Friday, March 20, 2015

unsweatering


It was warm enough the other day to open the window and let Angie scheme about what she would do when she escaped to the outside again. When we first moved here last spring she managed to scramble up our bed and slipped out the broken screen. I had no idea until we ran into each other on the back porch. Ever since that day she's known she's being kept from all the fun and longs for a ferret ladder to an open window.









I'm toying with the notion of adding reclaimed, plant dyed yarn to the farmer's market booth. I keep an eye out for not-acrylic sweaters when we go thrift store shopping. It's a cheap, if labor-intensive way to add 1,000 yards to your stash. I've deconstructed a few this week and realized that they all seem to have a chirality to them, a handedness to the direction in which each garment was seamed together. Once I caught on to it I was able to break them down much faster and with less fear of wasting yarn by cutting the wrong bit.

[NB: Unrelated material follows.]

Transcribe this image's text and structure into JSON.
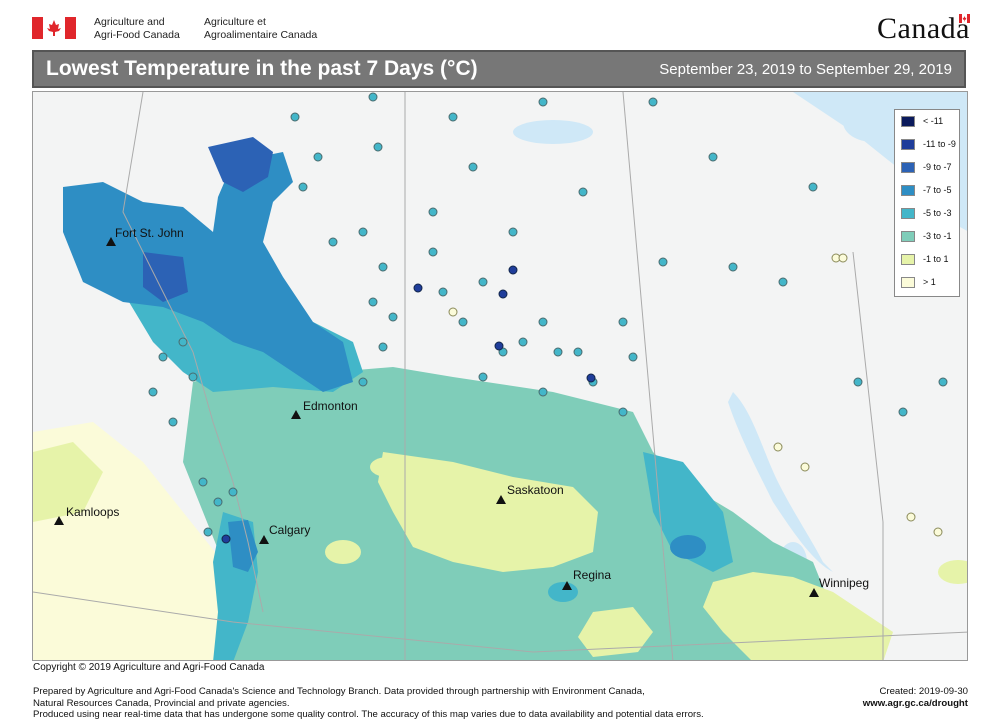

 I love the range of colors you can get from rubia tinctorum, from pink to purple and even yellow. But, the next round of madder I buy is going to be chopped and not powder. It's such a pain in the dye bath. Either you let it free and it gets all over the fiber or you have to use a tea towel to strain it because anything with a looser weave will let it get all over everything anyway. If I had more patience it probably wouldn't even be an issue. This dye bath gave my a nice purple with pink highlights on a wool and cotton blend. The leftover bath is cold processing some lambswool skeins in a tucked away corner of the kitchen. So far they're a pale orangey pink.